Rachael Loomes’s songs are a reminder that music is born from silence, they embody life and death, winter and spring, opposites as complementaries and part of the same cycle. “I think I will always need contrast, in my music and in my life.” Rachael tells Sabat, “If I only had the light I know I would never get any work done, but at the same time, if I only had darkness I wouldn’t ever find the strength to do anything in the first place.”
The name of her latest album, Autumn/Winter 17, which was released earlier this year, shows Rachael’s fascination with the idea of opposites coming together… and something else: a sensitivity and an awareness of her surroundings that are very audible in her art. “Initially I named them that way as that was when they were made, but the truth is that seasons have a great influence on the music I’m making. I tend to make moodier music during the winter, but that’s because I am moodier myself.
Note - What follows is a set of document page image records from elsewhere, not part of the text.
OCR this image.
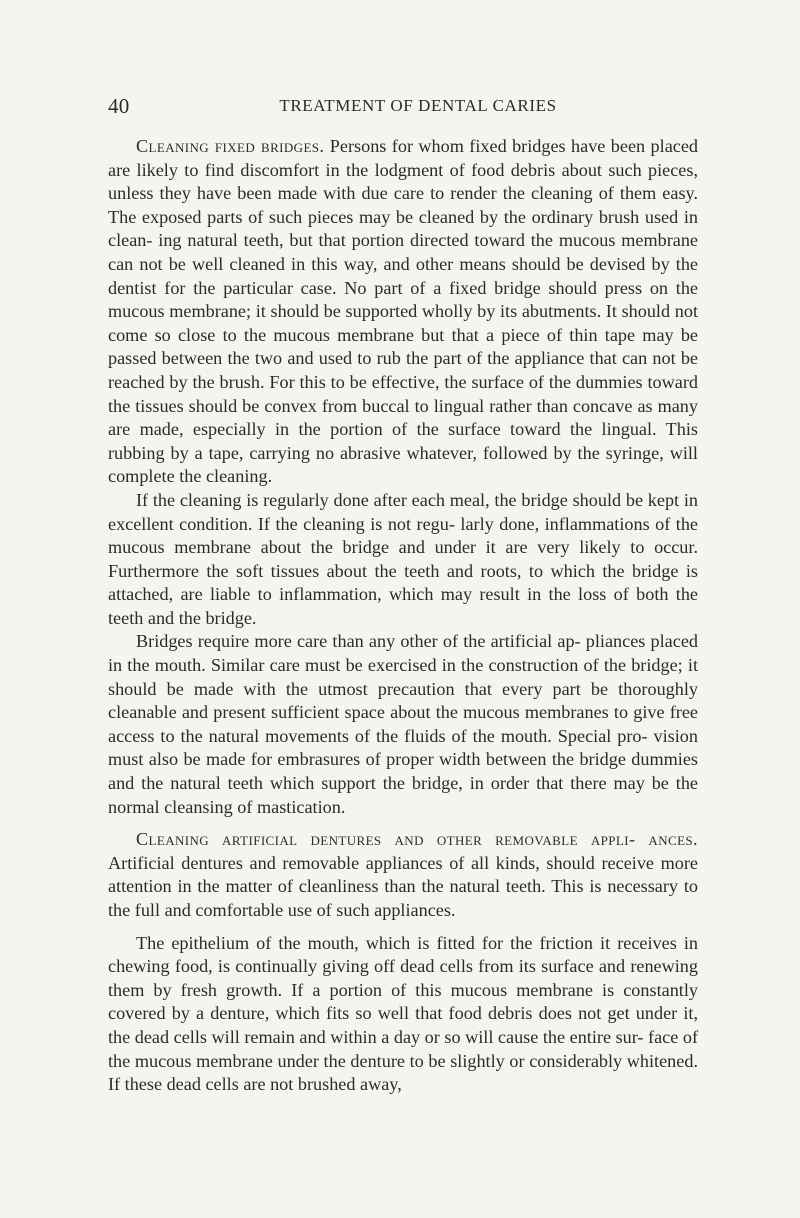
40	TREATMENT OF DENTAL CARIES

Cleaning fixed bridges. Persons for whom fixed bridges have been placed are likely to find discomfort in the lodgment of food debris about such pieces, unless they have been made with due care to render the cleaning of them easy. The exposed parts of such pieces may be cleaned by the ordinary brush used in clean- ing natural teeth, but that portion directed toward the mucous membrane can not be well cleaned in this way, and other means should be devised by the dentist for the particular case. No part of a fixed bridge should press on the mucous membrane; it should be supported wholly by its abutments. It should not come so close to the mucous membrane but that a piece of thin tape may be passed between the two and used to rub the part of the appliance that can not be reached by the brush. For this to be effective, the surface of the dummies toward the tissues should be convex from buccal to lingual rather than concave as many are made, especially in the portion of the surface toward the lingual. This rubbing by a tape, carrying no abrasive whatever, followed by the syringe, will complete the cleaning.

If the cleaning is regularly done after each meal, the bridge should be kept in excellent condition. If the cleaning is not regu- larly done, inflammations of the mucous membrane about the bridge and under it are very likely to occur. Furthermore the soft tissues about the teeth and roots, to which the bridge is attached, are liable to inflammation, which may result in the loss of both the teeth and the bridge.

Bridges require more care than any other of the artificial ap- pliances placed in the mouth. Similar care must be exercised in the construction of the bridge; it should be made with the utmost precaution that every part be thoroughly cleanable and present sufficient space about the mucous membranes to give free access to the natural movements of the fluids of the mouth. Special pro- vision must also be made for embrasures of proper width between the bridge dummies and the natural teeth which support the bridge, in order that there may be the normal cleansing of mastication.

Cleaning artificial dentures and other removable appli- ances. Artificial dentures and removable appliances of all kinds, should receive more attention in the matter of cleanliness than the natural teeth. This is necessary to the full and comfortable use of such appliances.

The epithelium of the mouth, which is fitted for the friction it receives in chewing food, is continually giving off dead cells from its surface and renewing them by fresh growth. If a portion of this mucous membrane is constantly covered by a denture, which fits so well that food debris does not get under it, the dead cells will remain and within a day or so will cause the entire sur- face of the mucous membrane under the denture to be slightly or considerably whitened. If these dead cells are not brushed away,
Spring, on the other hand… I tend to associate spring with falling in love and new beginnings.”
“When I’m making music, it’s the only time when I don’t need to put a mask on.” She confesses that throughout her whole life, her choices have been shaped around the fact that she wants to sing and make music. “I would like to help people connect with their own emotions,” Rachael says “especially sadness. It upsets me when people perceive sadness as a weakness, because who would you be if you didn’t have your demons to fight? It definitely has made me stronger.”
However, while Rachael is clear about how present and important music has been since she was a kid, she says writing came to her more like an afterthought. Although she always loved to write poetry, it wasn’t until she learned to play the guitar that her poems began turning into lyrics. “Even then, it was never an immediate or fast process,” she says, “I wouldn’t just experience something and then run home to write a song about it.”
Symbolisms and metaphors are abundant in Rachael’s lyrics, an echo of her own time writing poetry, “Take the Song Of The Moth, for example.” she says, suggesting one of her songs from her album Spring 17. “It’s actually a song about not being able to fall asleep, but many people would get a total different message because it’s so ambiguous and I love that. “Sometimes I use metaphors to avoid coming to terms with things. By giving something that is painful or uncomfortable a different name, I am turning it into something I can hide or run from, and this can be quite bad.”
Using words to change the nature of something that is unpleasant… that sounds a lot like a spell, and I let her know. She laughs. “It does now, does it?” She seems to reconsider. Before she speaks again, I can already tell she is going to give our conversation the same she does to her songs: an open ending. “I have always been in touch with this darker side of myself… and I think there is definitely a lot of magic in the way I work. You know, when I sing, that is the only time I let people in, I leave an open door for them to peek into my inner world… then I close it again.”